Although Lucy’s large round face verged on pretty, she rewarded my praises with a sucking-on-a-lemon look. In her favor, she had come to us with a pretty pink collar, and as far as I knew, her fangs didn’t carry venom. But the list of negatives was longer. She wasn’t nice. She had stolen a chair. She didn’t like us or our other cats. She barely tolerated the touch of a hand unless her teeth got in the act. And she loved the Tom DeLay episodes of Dancing with the Stars. In short, she was a cat who didn’t even come close to paying the rent, and her litter box misses had put her even more in arrears.
“I’ll call Dave tomorrow afternoon and see if he had the same problem with her.”

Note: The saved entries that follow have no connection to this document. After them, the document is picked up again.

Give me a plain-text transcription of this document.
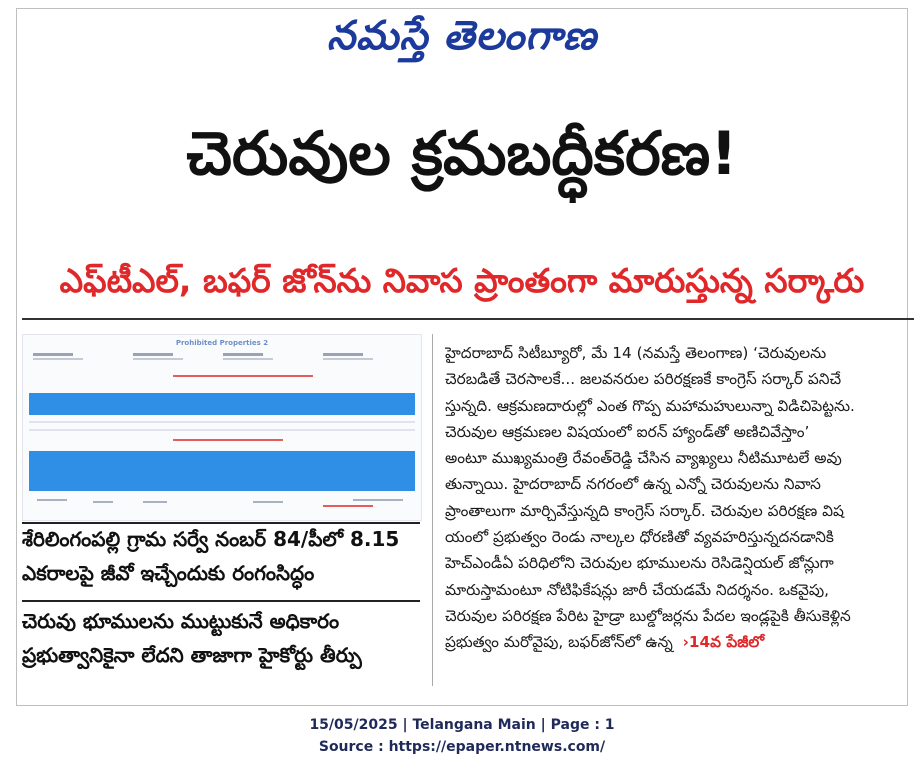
నమస్తే తెలంగాణ
చెరువుల క్రమబద్ధీకరణ!
ఎఫ్‌టీఎల్, బఫర్ జోన్‌ను నివాస ప్రాంతంగా మారుస్తున్న సర్కారు
Prohibited Properties 2
శేరిలింగంపల్లి గ్రామ సర్వే నంబర్ 84/పీలో 8.15 ఎకరాలపై జీవో ఇచ్చేందుకు రంగంసిద్ధం
చెరువు భూములను ముట్టుకునే అధికారం ప్రభుత్వానికైనా లేదని తాజాగా హైకోర్టు తీర్పు
హైదరాబాద్ సిటీబ్యూరో, మే 14 (నమస్తే తెలంగాణ) ‘చెరువులను
చెరబడితే చెరసాలకే... జలవనరుల పరిరక్షణకే కాంగ్రెస్ సర్కార్ పనిచే
స్తున్నది. ఆక్రమణదారుల్లో ఎంత గొప్ప మహామహులున్నా విడిచిపెట్టను.
చెరువుల ఆక్రమణల విషయంలో ఐరన్ హ్యాండ్‌తో అణిచివేస్తాం’
అంటూ ముఖ్యమంత్రి రేవంత్‌రెడ్డి చేసిన వ్యాఖ్యలు నీటిమూటలే అవు
తున్నాయి. హైదరాబాద్ నగరంలో ఉన్న ఎన్నో చెరువులను నివాస
ప్రాంతాలుగా మార్చివేస్తున్నది కాంగ్రెస్ సర్కార్. చెరువుల పరిరక్షణ విష
యంలో ప్రభుత్వం రెండు నాల్కల ధోరణితో వ్యవహరిస్తున్నదనడానికి
హెచ్‌ఎండీఏ పరిధిలోని చెరువుల భూములను రెసిడెన్షియల్ జోన్లుగా
మారుస్తామంటూ నోటిఫికేషన్లు జారీ చేయడమే నిదర్శనం. ఒకవైపు,
చెరువుల పరిరక్షణ పేరిట హైడ్రా బుల్డోజర్లను పేదల ఇండ్లపైకి తీసుకెళ్లిన
ప్రభుత్వం మరోవైపు, బఫర్‌జోన్‌లో ఉన్న ›14వ పేజీలో
15/05/2025 | Telangana Main | Page : 1
Source : https://epaper.ntnews.com/
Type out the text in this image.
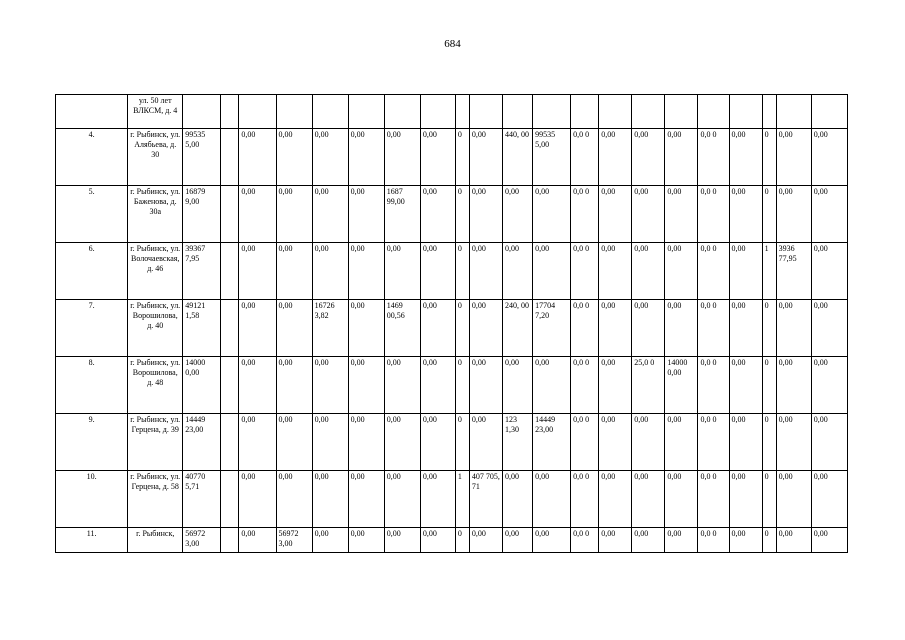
684
	ул. 50 лет ВЛКСМ, д. 4																					
4.	г. Рыбинск, ул. Алябьева, д. 30	99535 5,00		0,00	0,00	0,00	0,00	0,00	0,00	0	0,00	440, 00	99535 5,00	0,0 0	0,00	0,00	0,00	0,0 0	0,00	0	0,00	0,00
5.	г. Рыбинск, ул. Баженова, д. 30а	16879 9,00		0,00	0,00	0,00	0,00	1687 99,00	0,00	0	0,00	0,00	0,00	0,0 0	0,00	0,00	0,00	0,0 0	0,00	0	0,00	0,00
6.	г. Рыбинск, ул. Волочаевская, д. 46	39367 7,95		0,00	0,00	0,00	0,00	0,00	0,00	0	0,00	0,00	0,00	0,0 0	0,00	0,00	0,00	0,0 0	0,00	1	3936 77,95	0,00
7.	г. Рыбинск, ул. Ворошилова, д. 40	49121 1,58		0,00	0,00	16726 3,82	0,00	1469 00,56	0,00	0	0,00	240, 00	17704 7,20	0,0 0	0,00	0,00	0,00	0,0 0	0,00	0	0,00	0,00
8.	г. Рыбинск, ул. Ворошилова, д. 48	14000 0,00		0,00	0,00	0,00	0,00	0,00	0,00	0	0,00	0,00	0,00	0,0 0	0,00	25,0 0	14000 0,00	0,0 0	0,00	0	0,00	0,00
9.	г. Рыбинск, ул. Герцена, д. 39	14449 23,00		0,00	0,00	0,00	0,00	0,00	0,00	0	0,00	123 1,30	14449 23,00	0,0 0	0,00	0,00	0,00	0,0 0	0,00	0	0,00	0,00
10.	г. Рыбинск, ул. Герцена, д. 58	40770 5,71		0,00	0,00	0,00	0,00	0,00	0,00	1	407 705, 71	0,00	0,00	0,0 0	0,00	0,00	0,00	0,0 0	0,00	0	0,00	0,00
11.	г. Рыбинск,	56972 3,00		0,00	56972 3,00	0,00	0,00	0,00	0,00	0	0,00	0,00	0,00	0,0 0	0,00	0,00	0,00	0,0 0	0,00	0	0,00	0,00
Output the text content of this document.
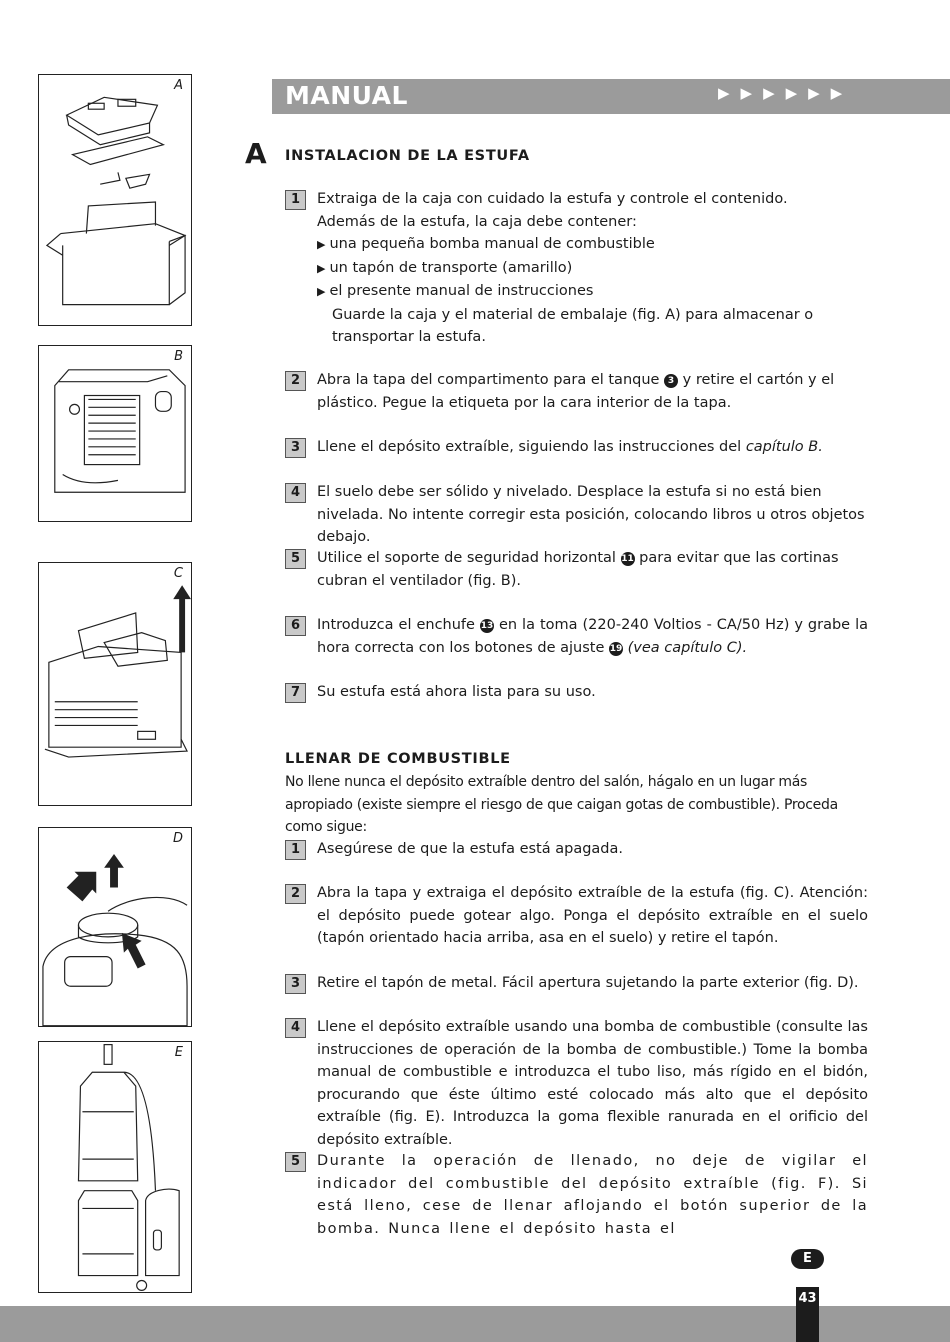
A
B
C
D
E
MANUAL	▶▶▶▶▶▶
A INSTALACION DE LA ESTUFA
1	Extraiga de la caja con cuidado la estufa y controle el contenido.

Además de la estufa, la caja debe contener:

▶ una pequeña bomba manual de combustible

▶ un tapón de transporte (amarillo)

▶ el presente manual de instrucciones

Guarde la caja y el material de embalaje (fig. A) para almacenar o transportar la estufa.

2	Abra la tapa del compartimento para el tanque 3 y retire el cartón y el plástico. Pegue la etiqueta por la cara interior de la tapa.
3	Llene el depósito extraíble, siguiendo las instrucciones del capítulo B.
4	El suelo debe ser sólido y nivelado. Desplace la estufa si no está bien nivelada. No intente corregir esta posición, colocando libros u otros objetos debajo.
5	Utilice el soporte de seguridad horizontal 11 para evitar que las cortinas cubran el ventilador (fig. B).
6	Introduzca el enchufe 13 en la toma (220-240 Voltios - CA/50 Hz) y grabe la hora correcta con los botones de ajuste 19 (vea capítulo C).
7	Su estufa está ahora lista para su uso.
LLENAR DE COMBUSTIBLE
No llene nunca el depósito extraíble dentro del salón, hágalo en un lugar más apropiado (existe siempre el riesgo de que caigan gotas de combustible). Proceda como sigue:
1	Asegúrese de que la estufa está apagada.
2	Abra la tapa y extraiga el depósito extraíble de la estufa (fig. C). Atención: el depósito puede gotear algo. Ponga el depósito extraíble en el suelo (tapón orientado hacia arriba, asa en el suelo) y retire el tapón.
3	Retire el tapón de metal. Fácil apertura sujetando la parte exterior (fig. D).
4	Llene el depósito extraíble usando una bomba de combustible (consulte las instrucciones de operación de la bomba de combustible.) Tome la bomba manual de combustible e introduzca el tubo liso, más rígido en el bidón, procurando que éste último esté colocado más alto que el depósito extraíble (fig. E). Introduzca la goma flexible ranurada en el orificio del depósito extraíble.
5	Durante la operación de llenado, no deje de vigilar el indicador del combustible del depósito extraíble (fig. F). Si está lleno, cese de llenar aflojando el botón superior de la bomba. Nunca llene el depósito hasta el
E
43
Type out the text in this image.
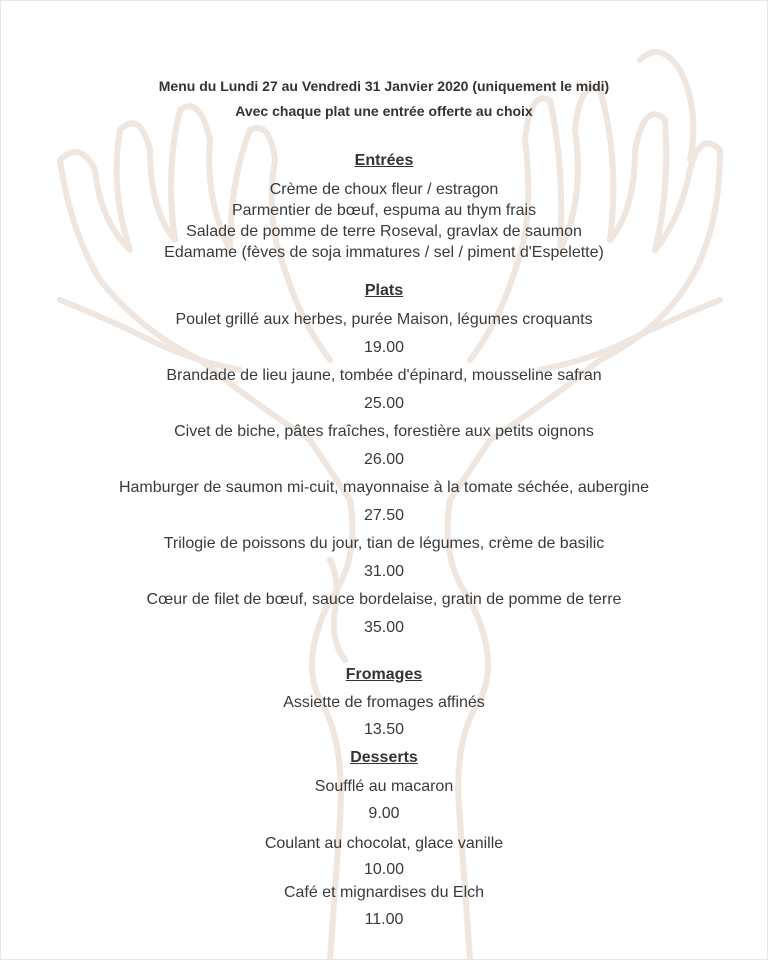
Menu du Lundi 27 au Vendredi 31 Janvier 2020 (uniquement le midi)
Avec chaque plat une entrée offerte au choix
Entrées
Crème de choux fleur / estragon
Parmentier de bœuf, espuma au thym frais
Salade de pomme de terre Roseval, gravlax de saumon
Edamame (fèves de soja immatures / sel / piment d'Espelette)
Plats
Poulet grillé aux herbes, purée Maison, légumes croquants
19.00
Brandade de lieu jaune, tombée d'épinard, mousseline safran
25.00
Civet de biche, pâtes fraîches, forestière aux petits oignons
26.00
Hamburger de saumon mi-cuit, mayonnaise à la tomate séchée, aubergine
27.50
Trilogie de poissons du jour, tian de légumes, crème de basilic
31.00
Cœur de filet de bœuf, sauce bordelaise, gratin de pomme de terre
35.00
Fromages
Assiette de fromages affinés
13.50
Desserts
Soufflé au macaron
9.00
Coulant au chocolat, glace vanille
10.00
Café et mignardises du Elch
11.00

“And make him take her back.”
“Okay,” I said halfheartedly, but I had already made a promise to myself. I would do everything within my power to make Lucy like me. And if I couldn’t get her to like me, I would do the next best thing: I’d outsmart her in the litter box department.
DAVE NO LONGER sat across from me each morning at work. I would have been surprised if he had, since he had taken a new job on the other end of town—a more interesting position that paid better, he claimed. But I knew this was an excuse. The real reason he had quit his job was because he couldn’t bear to face me after inflicting a fat nippy nuisance of a cat on us.
“She’s doing great. Everything’s just fine,” I told him on the phone in a voice dripping with sarcasm. I had just finishing wiping the floor behind Lucy’s box before Linda could discover the latest mishap. “We don’t even mind that she bites us at every possible opportunity.”